Location
- 200 Grand Street Paterson, Passaic County, New Jersey 07502 United States
- 40°54′34″N 74°10′47″W﻿ / ﻿40.9095°N 74.1798°W

Information
- Type: Public high school
- Established: 2000
- School district: Paterson Public Schools
- NCES School ID: 341269003370
- Principal: Dr. Catherine Forfia-Dion
- Faculty: NA FTEs
- Grades: 9-12
- Enrollment: 183 (as of 2020–21)
- Student to teacher ratio: NA
- Website: www.njcdc.org/garrettmorgan-academy

= Garrett Morgan Academy =

High school in Passaic County, New Jersey, United States

Garrett Morgan Academy is a four-year public high school in Paterson, Passaic County, New Jersey, United States, that serves students in ninth through twelfth grades operating as part of the Paterson Public Schools. The school focuses on STEM education and operates within International High School.

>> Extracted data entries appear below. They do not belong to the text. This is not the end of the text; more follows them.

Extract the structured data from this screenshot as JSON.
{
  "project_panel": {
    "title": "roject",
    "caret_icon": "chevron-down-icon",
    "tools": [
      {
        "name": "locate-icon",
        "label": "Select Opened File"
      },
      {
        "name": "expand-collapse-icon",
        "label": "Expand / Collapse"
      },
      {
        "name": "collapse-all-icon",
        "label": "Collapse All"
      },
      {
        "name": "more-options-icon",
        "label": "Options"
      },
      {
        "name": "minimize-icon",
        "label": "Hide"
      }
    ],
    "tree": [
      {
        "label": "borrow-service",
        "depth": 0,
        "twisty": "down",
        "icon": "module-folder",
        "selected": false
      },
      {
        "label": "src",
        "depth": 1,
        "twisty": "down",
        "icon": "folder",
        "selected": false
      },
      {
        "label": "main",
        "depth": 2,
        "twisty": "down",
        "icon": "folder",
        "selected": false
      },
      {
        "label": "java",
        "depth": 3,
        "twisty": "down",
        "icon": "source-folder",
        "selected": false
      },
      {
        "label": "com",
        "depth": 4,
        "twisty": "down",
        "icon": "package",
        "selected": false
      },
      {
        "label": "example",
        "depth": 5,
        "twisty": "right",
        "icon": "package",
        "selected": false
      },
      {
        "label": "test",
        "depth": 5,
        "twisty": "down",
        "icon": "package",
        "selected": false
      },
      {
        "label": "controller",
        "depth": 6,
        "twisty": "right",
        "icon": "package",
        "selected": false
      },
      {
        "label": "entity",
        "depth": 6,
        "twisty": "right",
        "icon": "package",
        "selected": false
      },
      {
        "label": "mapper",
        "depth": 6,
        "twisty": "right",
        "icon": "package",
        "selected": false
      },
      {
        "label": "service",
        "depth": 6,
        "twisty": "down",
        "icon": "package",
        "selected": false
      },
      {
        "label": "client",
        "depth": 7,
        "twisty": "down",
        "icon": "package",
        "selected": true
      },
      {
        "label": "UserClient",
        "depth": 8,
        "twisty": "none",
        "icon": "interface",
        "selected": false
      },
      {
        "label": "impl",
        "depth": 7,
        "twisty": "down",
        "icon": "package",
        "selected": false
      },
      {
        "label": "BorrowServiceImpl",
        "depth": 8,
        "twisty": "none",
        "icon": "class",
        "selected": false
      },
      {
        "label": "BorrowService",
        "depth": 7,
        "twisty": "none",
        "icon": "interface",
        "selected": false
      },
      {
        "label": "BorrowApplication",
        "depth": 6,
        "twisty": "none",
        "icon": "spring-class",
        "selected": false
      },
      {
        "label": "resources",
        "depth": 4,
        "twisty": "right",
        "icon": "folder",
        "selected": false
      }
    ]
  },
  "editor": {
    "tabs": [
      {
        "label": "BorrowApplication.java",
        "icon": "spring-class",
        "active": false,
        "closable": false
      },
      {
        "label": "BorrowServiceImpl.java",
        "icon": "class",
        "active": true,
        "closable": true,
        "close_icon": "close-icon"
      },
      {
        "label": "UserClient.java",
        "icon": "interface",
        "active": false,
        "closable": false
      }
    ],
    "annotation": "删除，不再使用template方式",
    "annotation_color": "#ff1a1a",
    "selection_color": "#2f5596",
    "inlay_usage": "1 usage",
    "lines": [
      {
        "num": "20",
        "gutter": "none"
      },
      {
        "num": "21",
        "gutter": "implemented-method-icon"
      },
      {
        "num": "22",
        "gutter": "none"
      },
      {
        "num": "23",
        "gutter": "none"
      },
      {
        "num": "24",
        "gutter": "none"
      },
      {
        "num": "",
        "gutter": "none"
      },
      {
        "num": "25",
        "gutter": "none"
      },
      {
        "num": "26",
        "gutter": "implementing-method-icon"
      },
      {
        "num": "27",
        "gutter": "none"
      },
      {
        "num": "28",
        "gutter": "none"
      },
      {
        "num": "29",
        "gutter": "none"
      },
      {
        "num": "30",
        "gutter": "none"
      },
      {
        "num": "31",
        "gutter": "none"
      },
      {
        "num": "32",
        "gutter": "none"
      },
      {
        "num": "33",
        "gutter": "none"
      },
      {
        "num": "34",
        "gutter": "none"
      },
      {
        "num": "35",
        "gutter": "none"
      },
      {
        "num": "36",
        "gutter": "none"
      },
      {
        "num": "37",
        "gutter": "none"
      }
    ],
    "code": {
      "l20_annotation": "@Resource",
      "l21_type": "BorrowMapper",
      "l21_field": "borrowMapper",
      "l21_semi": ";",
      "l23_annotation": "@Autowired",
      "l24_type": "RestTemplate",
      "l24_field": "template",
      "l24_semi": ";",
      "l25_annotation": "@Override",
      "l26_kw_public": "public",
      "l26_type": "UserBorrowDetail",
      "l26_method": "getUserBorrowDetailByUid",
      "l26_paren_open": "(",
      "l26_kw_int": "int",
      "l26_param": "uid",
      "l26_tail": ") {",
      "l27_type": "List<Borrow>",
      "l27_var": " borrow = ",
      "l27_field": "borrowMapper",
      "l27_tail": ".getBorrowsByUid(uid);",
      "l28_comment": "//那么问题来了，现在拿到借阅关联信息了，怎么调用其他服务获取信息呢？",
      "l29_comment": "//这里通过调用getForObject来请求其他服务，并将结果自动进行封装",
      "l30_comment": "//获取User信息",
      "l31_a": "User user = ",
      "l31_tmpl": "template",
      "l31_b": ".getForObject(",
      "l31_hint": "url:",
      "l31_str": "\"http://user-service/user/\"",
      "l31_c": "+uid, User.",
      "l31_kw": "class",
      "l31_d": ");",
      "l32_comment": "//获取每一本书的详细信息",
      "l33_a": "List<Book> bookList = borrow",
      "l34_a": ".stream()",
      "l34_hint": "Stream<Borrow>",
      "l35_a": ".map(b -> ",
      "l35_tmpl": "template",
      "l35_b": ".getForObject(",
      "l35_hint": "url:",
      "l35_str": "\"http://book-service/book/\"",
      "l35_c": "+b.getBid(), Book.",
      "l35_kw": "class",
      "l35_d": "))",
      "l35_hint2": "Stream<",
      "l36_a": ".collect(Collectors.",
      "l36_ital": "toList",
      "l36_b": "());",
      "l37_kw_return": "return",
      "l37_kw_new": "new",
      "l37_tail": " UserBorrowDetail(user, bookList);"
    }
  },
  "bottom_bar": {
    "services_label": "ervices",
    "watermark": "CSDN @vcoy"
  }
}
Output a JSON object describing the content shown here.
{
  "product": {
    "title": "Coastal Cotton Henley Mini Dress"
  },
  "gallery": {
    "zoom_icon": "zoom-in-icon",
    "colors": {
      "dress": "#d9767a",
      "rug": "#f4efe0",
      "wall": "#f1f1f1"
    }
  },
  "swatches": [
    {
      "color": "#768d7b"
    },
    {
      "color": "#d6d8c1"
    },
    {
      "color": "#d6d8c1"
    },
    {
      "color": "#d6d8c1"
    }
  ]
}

As of the 2020–21 school year, the school had an enrollment of 183 students. There were 94 students (51.4% of enrollment) eligible for free lunch.

==History==
The school was established in 2000 by the school district and the New Jersey Community Development Corporation to focus on STEM education. Initially, the school began with 100 students and a focus on technology and transportation,

The school was named for Garrett Morgan, an African-American inventor who lived from 1877 to 1963 and invented a three-position traffic signal and a smoke hood.